メトロノームと睨めっこしながら練習していると、隣で練習していたカリンが駆け寄ってきた。
「ねえー、志帆ー、ここんとこ分かんないよー、教えて~」
そう言ってカリンは、私の楽譜のある部分を指差す。
「そこは………」
後半部分で最も難しいフレーズ。音の跳躍が激しい上に運指も難しく、私も悪戦苦闘している所だ。
「どう、志帆、わかるー?」
「んーー……私もここは難しくてなかなかできないんだよねー」
そう言ってから試しにそのフレーズを吹いてみる。
しかし、途中の臨時記号のシャープのところで運指も音程も訳が分からなくなり、止まってしまった。
「だめだ、カリン、ここは私にもできないよ」
「え~、志帆に聞いてもダメなら、カリンどうすればいいの~?」
「カリンには山内先輩がいるでしょ〜」
「えー、お兄ちゃんは楽器違うからだめだって〜」
「なら、松本先輩かアカリ先輩に教えてもらおうよ」
「そっか!そうだね!そうしよう!カリン、アカリ先輩に聞いてくる!」
「えっと、じゃあ、私、松本先輩に教えてもらう………って、カリン、後ろ!」
「わっっ!!」
「うわあぁっっ!」
カリンの「アカリ先輩に聞いてくる」という声を聞いて、前田先輩は早速カリンに近づき、後ろから驚かせたのだ。
「えっへへーん、大成功~!」
「アカリせんぱぁーい!不意打ちはずるいですよぉ~!」
「じゃ、カリンちゃん、レッスンに連行しまぁーす」
そしてアカリ先輩とカリンは、早速一緒に練習を始めた。
アカリ先輩とカリンは、まるで昔から友達だったかのように仲が良い。
あれからもずっと、先輩と1年生で一対一で教えてもらう時はいつも、私と松本先輩、カリンとアカリ先輩という組み合わせだった。

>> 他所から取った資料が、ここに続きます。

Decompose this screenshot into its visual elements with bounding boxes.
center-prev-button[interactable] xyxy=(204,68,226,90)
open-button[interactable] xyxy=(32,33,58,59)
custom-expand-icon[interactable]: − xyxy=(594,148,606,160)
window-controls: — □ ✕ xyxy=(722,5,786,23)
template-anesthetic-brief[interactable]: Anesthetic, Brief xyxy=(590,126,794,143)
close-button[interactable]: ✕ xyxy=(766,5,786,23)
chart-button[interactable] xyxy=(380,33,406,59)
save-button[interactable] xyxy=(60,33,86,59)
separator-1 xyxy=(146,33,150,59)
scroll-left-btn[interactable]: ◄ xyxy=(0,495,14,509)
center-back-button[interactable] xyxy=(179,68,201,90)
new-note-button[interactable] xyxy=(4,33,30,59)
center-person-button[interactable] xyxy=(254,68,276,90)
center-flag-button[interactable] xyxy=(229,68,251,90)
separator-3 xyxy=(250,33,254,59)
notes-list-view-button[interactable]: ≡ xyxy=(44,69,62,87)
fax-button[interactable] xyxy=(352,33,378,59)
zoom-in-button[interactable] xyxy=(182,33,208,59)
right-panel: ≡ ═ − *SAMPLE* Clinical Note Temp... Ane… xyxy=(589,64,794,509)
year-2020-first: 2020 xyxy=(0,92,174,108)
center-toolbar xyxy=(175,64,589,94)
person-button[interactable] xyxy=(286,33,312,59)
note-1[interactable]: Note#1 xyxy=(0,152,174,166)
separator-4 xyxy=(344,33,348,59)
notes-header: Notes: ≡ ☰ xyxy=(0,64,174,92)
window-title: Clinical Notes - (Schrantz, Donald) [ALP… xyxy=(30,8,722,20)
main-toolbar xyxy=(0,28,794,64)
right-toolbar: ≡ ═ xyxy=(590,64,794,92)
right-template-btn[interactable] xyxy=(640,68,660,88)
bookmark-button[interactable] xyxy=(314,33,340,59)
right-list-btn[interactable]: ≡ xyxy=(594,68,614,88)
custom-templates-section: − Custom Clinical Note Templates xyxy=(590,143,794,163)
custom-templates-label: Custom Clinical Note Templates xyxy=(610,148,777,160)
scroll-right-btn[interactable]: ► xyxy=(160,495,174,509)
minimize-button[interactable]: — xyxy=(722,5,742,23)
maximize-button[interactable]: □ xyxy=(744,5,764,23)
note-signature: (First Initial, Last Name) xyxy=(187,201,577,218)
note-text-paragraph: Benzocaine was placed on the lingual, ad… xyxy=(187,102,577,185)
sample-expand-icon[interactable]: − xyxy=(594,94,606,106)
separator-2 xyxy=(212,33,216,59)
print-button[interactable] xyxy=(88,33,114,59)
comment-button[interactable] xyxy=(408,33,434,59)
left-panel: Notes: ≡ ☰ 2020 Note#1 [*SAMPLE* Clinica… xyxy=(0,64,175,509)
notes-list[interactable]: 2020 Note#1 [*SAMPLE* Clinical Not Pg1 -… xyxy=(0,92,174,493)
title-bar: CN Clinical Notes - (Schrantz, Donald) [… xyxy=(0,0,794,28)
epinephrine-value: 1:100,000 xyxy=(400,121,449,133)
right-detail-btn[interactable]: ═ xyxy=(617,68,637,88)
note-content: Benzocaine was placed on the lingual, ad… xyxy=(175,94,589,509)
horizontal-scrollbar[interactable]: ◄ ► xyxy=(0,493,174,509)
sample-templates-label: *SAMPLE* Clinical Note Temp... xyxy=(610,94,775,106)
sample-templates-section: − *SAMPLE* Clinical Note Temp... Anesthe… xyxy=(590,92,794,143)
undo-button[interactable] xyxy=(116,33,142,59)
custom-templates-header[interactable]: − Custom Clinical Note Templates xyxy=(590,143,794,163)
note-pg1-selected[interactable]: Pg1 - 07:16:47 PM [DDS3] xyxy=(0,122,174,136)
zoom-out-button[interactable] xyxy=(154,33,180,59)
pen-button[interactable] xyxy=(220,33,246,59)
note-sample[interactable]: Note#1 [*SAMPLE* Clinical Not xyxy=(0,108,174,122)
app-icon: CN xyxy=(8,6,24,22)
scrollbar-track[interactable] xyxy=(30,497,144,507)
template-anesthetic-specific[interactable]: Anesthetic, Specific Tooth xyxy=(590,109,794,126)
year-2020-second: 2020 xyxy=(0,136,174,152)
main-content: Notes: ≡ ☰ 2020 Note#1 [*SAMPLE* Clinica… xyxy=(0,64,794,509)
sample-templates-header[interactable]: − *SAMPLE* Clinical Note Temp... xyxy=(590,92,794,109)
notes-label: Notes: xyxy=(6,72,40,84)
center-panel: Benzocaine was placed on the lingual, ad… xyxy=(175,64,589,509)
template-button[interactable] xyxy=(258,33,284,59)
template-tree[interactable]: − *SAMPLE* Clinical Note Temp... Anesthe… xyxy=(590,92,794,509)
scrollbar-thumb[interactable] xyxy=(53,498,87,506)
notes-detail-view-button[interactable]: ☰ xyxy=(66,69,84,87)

だからカリンは私よりもずっと、アカリ先輩と一緒にいる時間が長い。
それに、天然で癒し系でいじられキャラのカリンと、おしゃべりで積極的でいじりキャラのアカリ先輩の性格が見事にマッチして、すっかり仲良くなっている。
それに比べたら私とアカリ先輩が話す機会はずっと少ない。話すときも、よそよそしい感じだ。